Back at home that night, I looked at my infant son. He was fast asleep in his crib, stuffed between the queen bed and the wall of our tiny bedroom. I stood by his bed and admired his perfectly formed features. I picked up his little hand and gently felt his pudgy fingers. I bent down and kissed him on the cheek. Before he was born, my wife had been stricken with fear that we would have a congenitally deformed child. Her fear was irrational, but perpetuated by an unusual set of circumstances. In a span of a few years, we had heard or known of several friends and family members who had kids with Down’s syndrome, autism, and congenital malformations. I looked down at my son and was thankful that we were blessed. Of course, at that time, I had no idea about the terrible twos or teenage angst that was going to come later in life.
I had all but forgotten about the patient when, a couple of days later, I got paged by the surgical service. It was at the beginning of a 36-hour shift that we had to endure every four days. I was glad that this would be one of my last shifts and I would be done with it forever. Little did I know at that time that this was just the beginning of many sleepless nights to come in the future. Just one of many more nights that my wife would have to sleep on our bed alone.
“Oh, it’s you again? Remember the young guy you cleared for facial reconstructive surgery three days ago?”
“Yeah.”
“Can you come and see him?”
“Why?”
“Well, he didn’t do so well. He’s in the ICU.”
“What happened? He was healthy.”
“The bloody wound got infected. He’s in septic shock.”
I went over to the ICU, passing through the dimly lit, dull, and dreary corridors reeking of illness and death. Human misery seemed to be pouring out of every pore of the crumbling building. Family or friends, of the few patients that had any, huddled in corners whispering or sobbing.
I saw him lying in his bed, his mother sitting by his side. She looked haggard and had aged considerably in the three days since I had last seen her. She was wringing her hands; her untidy hair now hung haphazardly. His face was covered with dressings, only the endotracheal tube poking out through them. He had IVs running into both arms. I looked at his chart before going in to see him.
She looked up at me as I walked in. I nodded at her and began my examination.
“Why him?” she asked.
I paused, not quite sure how to answer.
“Of all the people in the world, why does it have to be him?”
I kept quiet. I wanted to tell her that he would make it out and everything would be alright again, but I just couldn’t. He was in septic shock and respiratory failure. DIC had set in, and his chances of making it through were slim.
“The surgeon said it was rare to have these complications. Why then did he have to have them? Why?”
I had no answer. I put a hand on her shoulder. She started crying.
“He was such a beautiful boy, my only child. And I raised him all alone.”
She wiped away the tears with the back of her hand and rubbed her nose, which had turned a bright red.
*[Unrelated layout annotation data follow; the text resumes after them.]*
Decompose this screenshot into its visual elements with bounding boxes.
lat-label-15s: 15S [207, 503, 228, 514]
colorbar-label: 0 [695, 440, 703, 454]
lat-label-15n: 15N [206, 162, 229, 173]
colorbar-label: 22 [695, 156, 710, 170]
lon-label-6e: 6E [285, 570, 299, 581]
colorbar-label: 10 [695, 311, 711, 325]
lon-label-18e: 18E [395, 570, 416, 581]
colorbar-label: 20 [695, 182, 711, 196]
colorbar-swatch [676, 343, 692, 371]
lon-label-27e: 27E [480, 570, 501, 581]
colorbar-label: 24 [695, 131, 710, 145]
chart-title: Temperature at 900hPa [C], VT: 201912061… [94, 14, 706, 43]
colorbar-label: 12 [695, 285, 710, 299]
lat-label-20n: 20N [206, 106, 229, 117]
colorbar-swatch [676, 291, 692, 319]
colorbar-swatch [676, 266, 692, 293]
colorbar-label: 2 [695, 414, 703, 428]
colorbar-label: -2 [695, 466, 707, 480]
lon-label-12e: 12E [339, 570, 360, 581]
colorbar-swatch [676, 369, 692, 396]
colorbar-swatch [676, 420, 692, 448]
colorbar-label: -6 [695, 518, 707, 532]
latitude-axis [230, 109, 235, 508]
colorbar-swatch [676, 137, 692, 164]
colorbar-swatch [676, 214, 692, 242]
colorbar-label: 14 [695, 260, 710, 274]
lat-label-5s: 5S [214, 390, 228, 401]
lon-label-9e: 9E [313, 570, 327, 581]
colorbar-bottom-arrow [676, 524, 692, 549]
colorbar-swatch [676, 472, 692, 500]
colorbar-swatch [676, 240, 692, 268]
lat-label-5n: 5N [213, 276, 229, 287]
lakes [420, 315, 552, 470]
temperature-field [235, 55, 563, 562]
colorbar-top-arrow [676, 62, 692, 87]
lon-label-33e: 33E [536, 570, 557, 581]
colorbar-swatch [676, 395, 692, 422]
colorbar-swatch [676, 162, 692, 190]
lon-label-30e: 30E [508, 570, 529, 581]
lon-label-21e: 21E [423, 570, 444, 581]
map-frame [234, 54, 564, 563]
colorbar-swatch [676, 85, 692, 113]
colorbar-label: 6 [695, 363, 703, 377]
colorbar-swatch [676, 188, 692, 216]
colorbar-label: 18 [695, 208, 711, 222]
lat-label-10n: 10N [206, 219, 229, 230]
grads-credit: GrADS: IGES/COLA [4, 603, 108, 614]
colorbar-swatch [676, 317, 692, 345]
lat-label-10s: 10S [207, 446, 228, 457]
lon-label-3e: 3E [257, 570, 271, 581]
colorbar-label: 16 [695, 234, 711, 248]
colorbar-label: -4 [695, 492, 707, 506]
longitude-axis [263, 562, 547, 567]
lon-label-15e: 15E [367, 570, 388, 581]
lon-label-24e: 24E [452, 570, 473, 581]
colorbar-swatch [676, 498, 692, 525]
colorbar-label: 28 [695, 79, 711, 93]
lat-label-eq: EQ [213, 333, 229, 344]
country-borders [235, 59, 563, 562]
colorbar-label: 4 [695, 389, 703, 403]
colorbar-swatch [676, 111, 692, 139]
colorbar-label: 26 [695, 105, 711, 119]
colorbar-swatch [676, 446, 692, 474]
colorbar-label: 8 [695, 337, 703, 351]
“He always wanted to be an actor. He would have made such a good actor.”
I had other patients to see. Similar tragedies were unfolding all across the hospital and all across the world. I left then, but I came back and checked on him throughout the night.
“Why did he want to kill himself? He had always been so happy?” she asked at midnight.
“I just want to take him home,” she said at 2 a.m.
He passed away at 5 a.m. I rushed in with all the other interns and residents when the code was called. She had stopped crying. Her hands were balled into fists.
“It’s not fair,” she hissed, as I was leaving with all the others.
I got home after five that evening. I rushed past my wife into our bedroom. He was fast asleep on his back, his arms and legs curled up, chuckling in his dream. I picked him up and held him close.